Without quoting the testimony at length we may say that the evidence entirely fails to establish the charge of negligence on the part of the defendant’s employes. The testimony of the conductor, of five passengers on the Saco car, and of one White, a watchman for the Standard Oil Company, who saw the collision from the sidewalk, shows beyond question that when the plaintiff crossed from right to left behind the electric car, the truck took the inbound track and ran for a short distance along the rails, until both truck and electric car were approaching the end of the double track and the switch; that then in attempting to leave the track, the plaintiff turned his truck to the left, the rear wheels skidded upon the rails, and the truck ran diagonally across the roadway, there thirteen feet wide, striking the curb on the southerly side of the Street; then in the plaintiff’s attempts to regain control of the truck, it shot back across the street and collided with the electric car in the manner described by the motorman and other witnesses in the vestibule.
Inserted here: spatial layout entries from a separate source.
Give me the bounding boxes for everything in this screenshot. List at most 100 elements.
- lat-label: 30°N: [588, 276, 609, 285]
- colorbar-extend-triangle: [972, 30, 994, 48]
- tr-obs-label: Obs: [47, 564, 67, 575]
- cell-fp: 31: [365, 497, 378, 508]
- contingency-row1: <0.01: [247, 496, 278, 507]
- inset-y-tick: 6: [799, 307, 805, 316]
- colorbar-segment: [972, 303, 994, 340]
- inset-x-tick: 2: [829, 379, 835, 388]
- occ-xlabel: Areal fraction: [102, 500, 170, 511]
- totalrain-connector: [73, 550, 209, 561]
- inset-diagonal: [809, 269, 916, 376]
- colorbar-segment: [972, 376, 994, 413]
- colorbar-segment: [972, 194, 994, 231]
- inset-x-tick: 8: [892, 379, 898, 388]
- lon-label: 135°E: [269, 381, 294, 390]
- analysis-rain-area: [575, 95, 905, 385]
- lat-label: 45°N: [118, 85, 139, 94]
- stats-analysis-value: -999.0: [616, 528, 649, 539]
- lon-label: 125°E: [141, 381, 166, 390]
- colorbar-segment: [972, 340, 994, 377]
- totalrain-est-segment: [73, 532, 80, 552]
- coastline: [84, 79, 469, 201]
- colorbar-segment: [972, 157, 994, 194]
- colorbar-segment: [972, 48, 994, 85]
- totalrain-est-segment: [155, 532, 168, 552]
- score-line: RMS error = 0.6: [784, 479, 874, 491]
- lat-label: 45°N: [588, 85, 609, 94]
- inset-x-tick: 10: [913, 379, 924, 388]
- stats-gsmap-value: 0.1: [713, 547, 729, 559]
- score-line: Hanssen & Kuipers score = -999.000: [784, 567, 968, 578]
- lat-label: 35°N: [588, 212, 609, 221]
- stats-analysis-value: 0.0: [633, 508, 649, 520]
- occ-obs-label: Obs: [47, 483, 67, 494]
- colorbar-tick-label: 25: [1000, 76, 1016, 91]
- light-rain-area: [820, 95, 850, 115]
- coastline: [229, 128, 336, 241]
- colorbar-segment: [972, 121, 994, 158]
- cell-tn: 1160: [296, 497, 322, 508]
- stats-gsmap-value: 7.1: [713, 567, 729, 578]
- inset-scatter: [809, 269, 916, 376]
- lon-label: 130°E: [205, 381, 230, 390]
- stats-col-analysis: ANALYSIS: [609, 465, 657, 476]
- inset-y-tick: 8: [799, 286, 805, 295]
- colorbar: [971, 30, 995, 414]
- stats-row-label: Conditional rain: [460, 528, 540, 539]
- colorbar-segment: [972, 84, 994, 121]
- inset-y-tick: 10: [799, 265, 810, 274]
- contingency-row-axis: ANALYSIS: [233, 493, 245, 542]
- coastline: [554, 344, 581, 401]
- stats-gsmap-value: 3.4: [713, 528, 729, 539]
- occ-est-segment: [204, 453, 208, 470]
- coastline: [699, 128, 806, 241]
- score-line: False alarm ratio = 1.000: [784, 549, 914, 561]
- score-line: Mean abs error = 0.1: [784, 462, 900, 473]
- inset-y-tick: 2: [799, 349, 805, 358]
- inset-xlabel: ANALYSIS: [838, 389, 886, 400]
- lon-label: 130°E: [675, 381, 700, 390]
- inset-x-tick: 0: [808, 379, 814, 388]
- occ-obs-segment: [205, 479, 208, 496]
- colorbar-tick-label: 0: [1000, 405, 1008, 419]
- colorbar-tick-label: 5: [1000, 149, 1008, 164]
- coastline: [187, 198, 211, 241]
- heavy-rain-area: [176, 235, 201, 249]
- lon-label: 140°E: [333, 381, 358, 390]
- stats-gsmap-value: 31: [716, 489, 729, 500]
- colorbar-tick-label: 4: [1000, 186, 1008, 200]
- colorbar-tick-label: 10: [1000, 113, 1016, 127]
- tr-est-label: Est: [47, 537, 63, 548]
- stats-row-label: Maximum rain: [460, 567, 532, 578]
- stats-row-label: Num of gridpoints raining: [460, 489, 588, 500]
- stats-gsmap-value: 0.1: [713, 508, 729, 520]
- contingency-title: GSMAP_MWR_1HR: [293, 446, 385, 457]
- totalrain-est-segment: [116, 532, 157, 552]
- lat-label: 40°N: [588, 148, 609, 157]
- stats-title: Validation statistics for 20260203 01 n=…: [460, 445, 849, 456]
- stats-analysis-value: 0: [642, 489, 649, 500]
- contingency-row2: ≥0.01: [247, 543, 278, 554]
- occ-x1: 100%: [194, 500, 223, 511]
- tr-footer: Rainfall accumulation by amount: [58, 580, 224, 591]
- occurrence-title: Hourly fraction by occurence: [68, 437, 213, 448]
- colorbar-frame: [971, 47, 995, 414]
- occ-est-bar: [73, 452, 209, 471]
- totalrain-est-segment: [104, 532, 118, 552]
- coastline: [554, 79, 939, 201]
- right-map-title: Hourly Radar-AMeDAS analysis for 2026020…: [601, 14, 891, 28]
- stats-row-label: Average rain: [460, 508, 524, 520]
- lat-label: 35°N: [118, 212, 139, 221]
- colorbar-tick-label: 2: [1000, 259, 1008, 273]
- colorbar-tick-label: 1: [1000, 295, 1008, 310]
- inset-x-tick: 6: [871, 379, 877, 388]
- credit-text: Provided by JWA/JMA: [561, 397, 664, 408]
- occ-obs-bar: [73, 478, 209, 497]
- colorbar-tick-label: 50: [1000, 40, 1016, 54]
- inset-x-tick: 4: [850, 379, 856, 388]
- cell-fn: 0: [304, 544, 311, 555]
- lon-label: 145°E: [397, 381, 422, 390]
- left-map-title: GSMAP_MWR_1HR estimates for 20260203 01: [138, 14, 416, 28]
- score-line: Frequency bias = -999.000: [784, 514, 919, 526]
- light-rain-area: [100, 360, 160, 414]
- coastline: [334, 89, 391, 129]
The evidence is plenary that this unfortunate accident happened substantially in the manner we have stated, and that the motorman acted promptly in stopping his car upon the instant when danger became apparent.

Very serious injuries were undoubtedly sustained by the plaintiff for which he has recovered a verdict; we are disposed to apply the most severe tests to the evidence before disturbing that verdict; but the evidence, carefully and painstakingly considered, “so strongly preponderates against the plaintiff upon points vital to the result as to amount to a moral certainty that the jury erred in the conclusion reached by them.” Smith v. Ins. Co., 85 Maine, 348; and the mandate must be: Motion sustained. Verdict set aside. New trial granted. Hinckley & Hinckley, for plaintiff. Bradley & Linnell, and William Lyons, for defendant.